Наверное, попрут с утра...
Сигарет было безумно жалко, но не из-за того конечно, что он был скрягой
и скупцом. Просто вчера Мудреный вовремя не догадался купить себе на
одной из крупных станций блок в запас. (Из дома-то он вообще собирался
как лопух – половину нужного забыл, что говорить о сигаретах?) А уже с
вечера, после «Кавказской», где вместо того, чтобы бежать в ларек, он
засмотрелся на обалденное готическое здание из ярко-красного кирпича,
крупных остановок больше не было. А потом и вовсе стемнело, и с перронов
исчезли даже торговки пирожками, пивом и минералкой. «Вряд ли в спортивном лагере, пусть и не детском, барыжат табаком».

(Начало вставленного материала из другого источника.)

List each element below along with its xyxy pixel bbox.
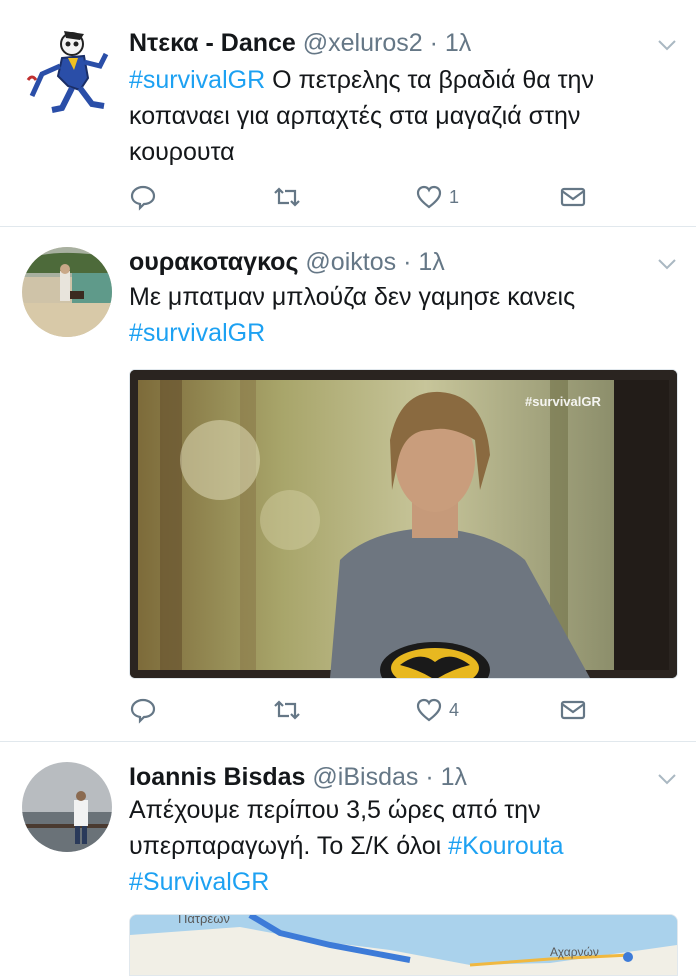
- reply-icon: [130, 698, 156, 724]
- retweet-icon: [274, 700, 300, 720]
- retweet-button[interactable]: [273, 693, 307, 727]
- like-count: 1: [449, 186, 460, 207]
- timestamp[interactable]: 1λ: [445, 29, 471, 57]
- avatar[interactable]: [22, 247, 112, 337]
- heart-icon: [416, 185, 442, 209]
- tweet-header: Ioannis Bisdas @iBisdas · 1λ: [129, 762, 467, 792]
- envelope-icon: [560, 700, 586, 720]
- separator-dot: ·: [403, 248, 412, 276]
- user-handle[interactable]: @iBisdas: [312, 763, 418, 791]
- like-count: 4: [449, 699, 460, 720]
- tweet-2[interactable]: ουρακοταγκος @oiktos · 1λ Με μπατμαν μπλ…: [0, 227, 696, 742]
- display-name[interactable]: Ioannis Bisdas: [129, 763, 305, 791]
- tweet-3[interactable]: Ioannis Bisdas @iBisdas · 1λ Απέχουμε πε…: [0, 742, 696, 976]
- tweet-media-photo[interactable]: #survivalGR: [129, 369, 678, 679]
- like-button[interactable]: 4: [415, 693, 459, 727]
- user-handle[interactable]: @oiktos: [305, 248, 396, 276]
- chevron-down-icon[interactable]: [656, 253, 678, 275]
- display-name[interactable]: ουρακοταγκος: [129, 248, 298, 276]
- user-handle[interactable]: @xeluros2: [303, 29, 423, 57]
- tweet-header: ουρακοταγκος @oiktos · 1λ: [129, 247, 445, 277]
- tweet-actions: 4: [129, 693, 629, 727]
- tweet-body: Με μπατμαν μπλούζα δεν γαμησε κανεις: [129, 283, 576, 311]
- map-label: Πατρέων: [178, 914, 230, 926]
- tweet-actions: 1: [129, 180, 629, 214]
- tv-watermark: #survivalGR: [525, 394, 601, 409]
- direct-message-button[interactable]: [559, 180, 587, 214]
- hashtag-link[interactable]: #survivalGR: [129, 66, 265, 94]
- tv-screen-photo: [130, 370, 677, 678]
- display-name[interactable]: Ντεκα - Dance: [129, 29, 296, 57]
- direct-message-button[interactable]: [559, 693, 587, 727]
- chevron-down-icon[interactable]: [656, 768, 678, 790]
- skeleton-dancer-avatar-image: [22, 26, 112, 116]
- tweet-text: #survivalGR Ο πετρελης τα βραδιά θα την …: [129, 62, 636, 170]
- timestamp[interactable]: 1λ: [418, 248, 444, 276]
- seaside-photo-avatar-image: [22, 762, 112, 852]
- reply-button[interactable]: [129, 693, 163, 727]
- retweet-button[interactable]: [273, 180, 307, 214]
- tweet-text: Απέχουμε περίπου 3,5 ώρες από την υπερπα…: [129, 792, 636, 900]
- tweet-media-map[interactable]: Πατρέων Αχαρνών: [129, 914, 678, 976]
- heart-icon: [416, 698, 442, 722]
- avatar[interactable]: [22, 26, 112, 116]
- tweet-text: Με μπατμαν μπλούζα δεν γαμησε κανεις #su…: [129, 279, 636, 351]
- beach-photo-avatar-image: [22, 247, 112, 337]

Мудреный с тоской смотрел на стремительно несущийся к финишу, то есть к
фильтру, тлеющий огонек и тяжко вздохнул, опрометчиво выдохнув дым прямо
в волосы, стоявшей перед ним тетки. Объемная блондинка в светлых
джинсах и футболке, обнявшаяся с дермантиновым чемоданом на колесиках,
тут же начала махать перед своим лицом рукой и выразительно кашлять. А в
кашле легко можно было разобрать пожелания ввести запрет на сигареты
повсеместно, а мерой пресечения избрать как минимум смертную казнь.
Мудреный закатил глаза и скорчил рожу, разворачиваясь и выдыхая дым
вбок, куда-то себе за левое плечо. На его взгляд, амбре
удушающее-фруктовых духов, пополам с запахом пота, которыми тащило от
табаконенавистниц, наносил здоровью окружающих больше вреда, чем вся его
пачка. Но скандалить и привлекать внимание ужасно не хотелось.
Казнив бычок через затаптывание, Мудреный раздраженно провел руками по
лицу, потер шею, поморщившись с досадой, при виде оставшейся на ладони
копоти от паровозной топки. И, за неимением других перспектив скрасить
себе ожидание, вытащил снова телефон.
Мудреный вообще по жизни находился только в одном из трех состояний.
Когда читал что-нибудь увлекательное: он либо читал это в данный момент,
и ему было хорошо и кайфово как никому из оставшихся жителей планеты
Земля, либо трясся от желания включить компьютер, ридер, телефон – с
чего угодно и в какой угодно позе, лишь бы получить очередную дозу. Лишь
бы узнать, что будет дальше, и чем все закончится. А когда еще не
выбрал, что же читать следующим – тогда ему банально было скучно, пусто и
просто никак. Еще настрой зависел от сигарет, ну или их отсутствия, да и
желательно, чтобы никто его не донимал, никто не лез, но это уже
дополнительные тонкости и параметры...
В общем, отличное в самом начале поездки настроение, стабильно летело
вниз, как Алиса в норе белого кролика. За проведенные в дороге два с
лишним дня, он умудрился прочитать половину из того, что закачал на
карту памяти перед поездкой. И если оставшуюся половину он прочитает за
такие же три дня, потом ему останется только стучатся башкой об скалы и
выть на луну. Потому что его уже сто раз популярно предупредили, что
едут они в дремучую горную глушь, и связи мобильной там нет никакой. В
инет, то есть, не выйдешь даже задорого, через международный роуминг.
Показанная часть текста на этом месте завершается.